Accordingly judgment is ordered to be entered in favor of Bank and against Vinay in the sum of $588,097.12 plus $211.298.52 plus $22,360, or an aggregate sum of $821,755.64. Because of this opinion's different disposition as to Kusum, this Court will await further input from the litigants as to the subject of possible Rule 54(b) applicability to that judgment order.

Kusum Malhotra

Bank also seeks to hit Kusum with joint and several liability to the extent of $799,395.64 (the sum of Vinay's restitution and prejudgment interest liability), on the theory that she was unjustly enriched by Vinay's illegal activity. To that end Bank points to Kusum's acknowledgment that the three accounts into which Vinay deposited the embezzled funds were joint accounts. Response Mem. 2 counters by saying:

Kusum Malhotra is guilty of nothing more than being the wife of a man who inappropriately took money from his employer.

And Kusum's accompanying affidavit, in addition to identifying the couple's two children (one age 21 and attending college, the other age 15 and living at home), not only disclaims any prior knowledge of Vinay's illegal activities but also says this as to the residence that is apparently the only material asset that might escape (at least in part) the judgment being entered against Vinay (Aff. ¶ 2):

That we purchased our home at 1704 Kenyon Drive in Naperville, Illinois prior to my husband working for the Bank of Tokyo-Mitsubishi. We used my savings and salary to help purchase the home and we used my salary to maintain the home since we have lived here.

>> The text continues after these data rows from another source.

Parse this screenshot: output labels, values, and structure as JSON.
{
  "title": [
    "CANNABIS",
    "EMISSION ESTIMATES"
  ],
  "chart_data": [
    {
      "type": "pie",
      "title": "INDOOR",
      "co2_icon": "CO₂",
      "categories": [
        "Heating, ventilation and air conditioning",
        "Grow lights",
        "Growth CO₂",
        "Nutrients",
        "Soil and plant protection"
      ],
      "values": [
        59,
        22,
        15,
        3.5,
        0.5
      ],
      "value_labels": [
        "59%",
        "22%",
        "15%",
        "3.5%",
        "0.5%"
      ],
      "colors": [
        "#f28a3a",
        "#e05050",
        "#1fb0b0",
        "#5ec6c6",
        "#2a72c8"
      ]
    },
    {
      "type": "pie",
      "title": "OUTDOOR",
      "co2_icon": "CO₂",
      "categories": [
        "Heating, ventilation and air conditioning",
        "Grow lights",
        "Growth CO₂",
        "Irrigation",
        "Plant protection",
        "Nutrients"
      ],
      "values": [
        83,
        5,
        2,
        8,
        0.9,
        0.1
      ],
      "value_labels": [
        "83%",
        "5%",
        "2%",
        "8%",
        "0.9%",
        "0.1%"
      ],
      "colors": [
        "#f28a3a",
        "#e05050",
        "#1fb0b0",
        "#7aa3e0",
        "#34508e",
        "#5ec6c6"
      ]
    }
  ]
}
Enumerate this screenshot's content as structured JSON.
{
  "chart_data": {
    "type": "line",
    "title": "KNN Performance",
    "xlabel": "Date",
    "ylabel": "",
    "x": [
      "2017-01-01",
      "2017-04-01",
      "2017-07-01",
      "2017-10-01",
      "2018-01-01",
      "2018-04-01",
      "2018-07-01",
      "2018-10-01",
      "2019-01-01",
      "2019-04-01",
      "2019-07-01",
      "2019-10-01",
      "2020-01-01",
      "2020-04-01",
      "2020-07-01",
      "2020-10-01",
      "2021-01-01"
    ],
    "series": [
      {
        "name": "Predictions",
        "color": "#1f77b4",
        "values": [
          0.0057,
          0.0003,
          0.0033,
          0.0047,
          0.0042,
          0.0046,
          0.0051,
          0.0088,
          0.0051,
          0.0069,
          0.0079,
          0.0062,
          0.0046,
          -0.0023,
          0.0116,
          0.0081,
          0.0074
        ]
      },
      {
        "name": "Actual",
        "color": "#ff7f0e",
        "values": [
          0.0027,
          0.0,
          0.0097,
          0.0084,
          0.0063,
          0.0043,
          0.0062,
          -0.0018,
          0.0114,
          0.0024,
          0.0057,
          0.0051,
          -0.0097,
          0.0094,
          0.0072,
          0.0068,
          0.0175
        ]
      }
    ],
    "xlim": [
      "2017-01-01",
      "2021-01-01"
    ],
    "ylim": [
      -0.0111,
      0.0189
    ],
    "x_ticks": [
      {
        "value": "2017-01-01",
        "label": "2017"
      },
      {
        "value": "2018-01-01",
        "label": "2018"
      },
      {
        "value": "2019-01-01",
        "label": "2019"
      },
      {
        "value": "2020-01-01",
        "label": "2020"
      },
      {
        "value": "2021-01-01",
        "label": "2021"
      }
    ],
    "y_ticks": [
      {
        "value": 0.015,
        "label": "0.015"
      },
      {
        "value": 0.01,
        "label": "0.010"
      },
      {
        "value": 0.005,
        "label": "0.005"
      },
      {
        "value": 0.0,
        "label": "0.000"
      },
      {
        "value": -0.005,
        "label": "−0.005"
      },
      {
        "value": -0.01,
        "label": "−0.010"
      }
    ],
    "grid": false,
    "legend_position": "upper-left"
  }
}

Bank really offers little more than its conclusory assertion as to unjust enrichment to support its independent claim against Kusum. Unjust enrichment is of course an equitable doctrine, and Bank simply has not put enough flesh on the bones of its claim to support a judgment against Kusum as a matter of law in such equitable terms. Its Rule 56 motion for a judgment against Kusum as a matter of law is denied.

Conclusion

For the reasons stated here, there is no genuine issue of material fact as to Vinay's liability to Bank or as to the amount of that liability, so that Bank is entitled to a judgment as a matter of law in those respects. As stated earlier, judgment is ordered to be entered in Bank's favor and against Vinay in the sum of $821,755.64. Bank's Rule 56 motion is denied as to Kusum.